The default values for --geneid, --genename and --genetype arguments follow gencode GFF format

Usage

$ htseq-clip annotation -h

createSlidingWindows

Create sliding windows from the flattened annotation file

Arguments

  • -i/--input Flattened annoation file, see annotation
  • -w/--windowSize Window size in number of base pairs for the sliding window (default: 50)
  • -s/--windowStep Window step size for sliding window (default: 20)
  • -o/--output Output file name. If the file name is given with .gz suffix, it is gzipped. If no file name is given, output is print to console

Usage

$ htseq-clip createSlidingWindows -h

mapToId

Extract “name” column from the annotation file and map the entries to unique id and print out in tab separated format

Arguments

  • -a/--annotation Flattened annotation file from annotation or sliding window file from createSlidingWindows
  • -o/--output Output file name. If the file name is given with .gz suffix, it is gzipped.
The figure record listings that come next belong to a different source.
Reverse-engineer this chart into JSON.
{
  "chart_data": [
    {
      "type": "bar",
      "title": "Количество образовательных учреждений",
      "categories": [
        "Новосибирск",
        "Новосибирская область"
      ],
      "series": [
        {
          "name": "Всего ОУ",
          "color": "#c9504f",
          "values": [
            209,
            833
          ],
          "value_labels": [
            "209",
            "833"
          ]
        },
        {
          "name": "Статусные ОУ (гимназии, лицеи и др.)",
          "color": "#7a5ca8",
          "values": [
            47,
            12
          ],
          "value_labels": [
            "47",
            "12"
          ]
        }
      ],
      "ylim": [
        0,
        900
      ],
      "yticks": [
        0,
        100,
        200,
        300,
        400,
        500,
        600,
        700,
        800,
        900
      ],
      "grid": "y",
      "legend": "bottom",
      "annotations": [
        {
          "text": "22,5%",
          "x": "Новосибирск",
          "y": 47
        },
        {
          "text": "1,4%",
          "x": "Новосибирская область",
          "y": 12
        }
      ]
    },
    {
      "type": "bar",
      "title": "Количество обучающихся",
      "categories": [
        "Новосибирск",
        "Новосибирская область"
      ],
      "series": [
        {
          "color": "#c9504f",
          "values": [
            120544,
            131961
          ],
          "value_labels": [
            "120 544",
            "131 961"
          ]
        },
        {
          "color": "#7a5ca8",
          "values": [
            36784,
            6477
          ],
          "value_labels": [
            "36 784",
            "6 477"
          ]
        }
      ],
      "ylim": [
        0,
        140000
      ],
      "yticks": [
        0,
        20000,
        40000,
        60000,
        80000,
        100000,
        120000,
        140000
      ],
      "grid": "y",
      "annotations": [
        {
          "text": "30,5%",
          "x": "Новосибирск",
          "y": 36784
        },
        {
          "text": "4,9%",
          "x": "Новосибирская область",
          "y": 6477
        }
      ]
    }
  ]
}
If no file name is given, output is print to console

Usage

$ htseq-clip mapToId -h

Helper functions

createMatrix

Create R friendly output matrix file from count function output files

Arguments

  • -i/--inputFolder Folder name with output files from count function, see count
  • -b/--prefix Use files only with this given file name prefix (default: None)
  • -e/--postfix Use files only with this given file name postfix (default: None)
  • -o/--output Output file name. If the file name is given with .gz suffix, it is gzipped. If no file name is given, output is print to console

Warning

either --prefix or --postfix argument must be given

Usage

$ htseq-clip createMatrix -h

createMaxCountMatrix

Create R friendly output matrix file from crosslink_count_position_max column in count function output files. This file can be used to filter down the output file from createMatrix function during downstream statistical analysis.

Arguments

  • -i/--inputFolder Folder name with output files from count function, see count
  • -b/--prefix Use files only with this given file name prefix (default: None)
  • -e/--postfix Use files only with this given file name postfix (default: None)
  • -o/--output Output file name. If the file name is given with .gz suffix, it is gzipped. If no file name is given, output is print to console

Warning

either --prefix or --postfix argument must be given

Usage

$ htseq-clip createMatrix -h